2016q3 Homework 1 (phonebook)

contributed by <vic85821>

Reviewed by jkrvivian

  • 優化方法一(使用union),已改變程式行為,因此無法和其他優化方法比較。
  • 沒有評析binary search tree搜尋演算法對findName()的影響
  • 已提出使用hash function優化搜尋速度,還未實作,也還未比較不同hash function間的效能
  • 沒有採用不同的data set實驗,因原本使用的資料與現實差異很大
  • commit 2b10484的commit訊息很模糊,並不知道具體做了甚麼修改

開發環境

  • Ubuntu 16.04.1 LTS

    不小心就把windows洗掉了vic85821

  • Linux version 4.4.0-38-generic
  • CPU : Intel® Core i5-3230M CPU @ 2.60GHz
  • MEM : 8GB
  • L1d cache : 32K
  • L1i cache : 32K
  • L2 cache : 256K
  • L3 cache : 3072K

一併列出硬體規格,像是 CPU processor, cache memory 等資訊,這樣日後實驗重現才有依據 jserv

因為我的硬體設備比較特別,linux抓不到我的無線網卡,因此要額外安裝驅動程式

  • sudo lshw -C network 查詢網卡產品名稱 : MT7630e
  • 網站 抓取驅動程式
  • cd到該檔案所在的目錄
$ sudo chmod +x install
$ sudo ./install

perf

$ perf list

List of pre-defined events (to be used in -e):

  branch-instructions OR branches                    [Hardware event]
  branch-misses                                      [Hardware event]
  bus-cycles                                         [Hardware event]
  cache-misses                                       [Hardware event]
  cache-references                                   [Hardware event]
  cpu-cycles OR cycles                               [Hardware event]
  instructions                                       [Hardware event]
  ref-cycles                                         [Hardware event]
  stalled-cycles-frontend OR idle-cycles-frontend    [Hardware event]

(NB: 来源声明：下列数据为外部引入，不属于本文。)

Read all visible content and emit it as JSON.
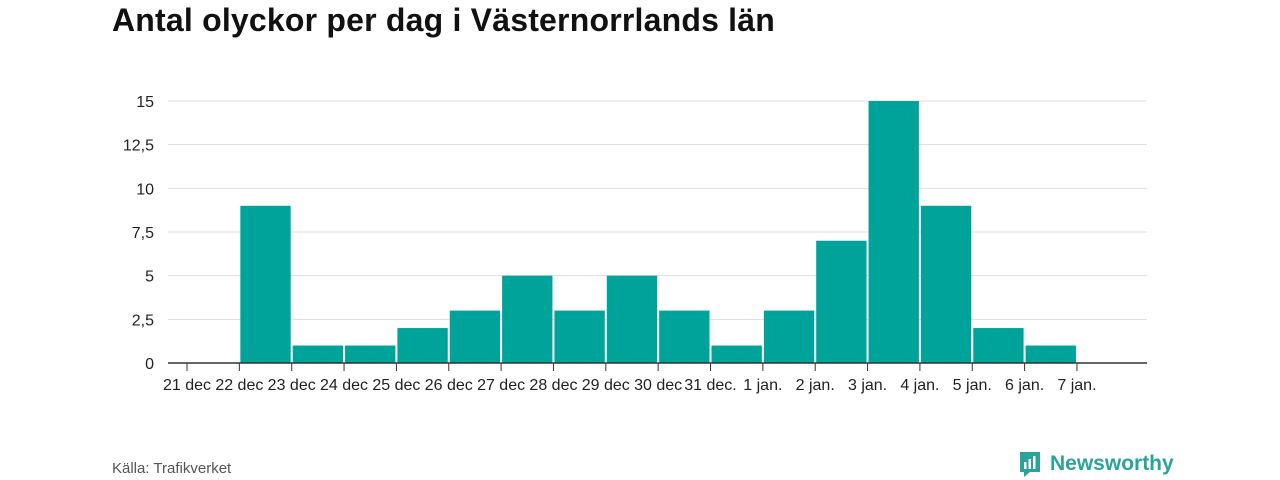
{
  "title": "Antal olyckor per dag i Västernorrlands län",
  "source": "Källa: Trafikverket",
  "brand": {
    "name": "Newsworthy",
    "icon": "newsworthy-logo-icon",
    "color": "#2aa39a"
  },
  "chart_data": {
    "type": "bar",
    "title": "Antal olyckor per dag i Västernorrlands län",
    "categories": [
      "21 dec",
      "22 dec",
      "23 dec",
      "24 dec",
      "25 dec",
      "26 dec",
      "27 dec",
      "28 dec",
      "29 dec",
      "30 dec",
      "31 dec.",
      "1 jan.",
      "2 jan.",
      "3 jan.",
      "4 jan.",
      "5 jan.",
      "6 jan.",
      "7 jan."
    ],
    "values": [
      0,
      9,
      1,
      1,
      2,
      3,
      5,
      3,
      5,
      3,
      1,
      3,
      7,
      15,
      9,
      2,
      1,
      0
    ],
    "yticks": [
      "0",
      "2,5",
      "5",
      "7,5",
      "10",
      "12,5",
      "15"
    ],
    "ylim": [
      0,
      15
    ],
    "xlabel": "",
    "ylabel": "",
    "grid": true,
    "bar_color": "#00a39a"
  }
}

  alignment-faults                                   [Software event]
  bpf-output                                         [Software event]
  context-switches OR cs                             [Software event]
  cpu-clock                                          [Software event]
  cpu-migrations OR migrations                       [Software event]
  dummy                                              [Software event]
  emulation-faults                                   [Software event]
  major-faults                                       [Software event]
  minor-faults                                       [Software event]
  page-faults OR faults                              [Software event]

範例效能評析測試

第一次使用perf,還不是很熟悉 試了很多次 perf top -p $pid才成功!! vic8521Sat, Sep 24, 2016 5:17 PM

「程式輸出的文字訊息」請勿使用圖片表示,請改由文字貼上課程助教

gnuplot

之前大二在程式語言,曾經對matrix multiplication,以不同的方法執行(暴力解, 施特拉森演算法, Concurrency),並對效能進行分析

astyle

用來檢查coding style是否符合
astyle --style=kr --indent=spaces=4 --indent-switches --suffix=none *.[ch]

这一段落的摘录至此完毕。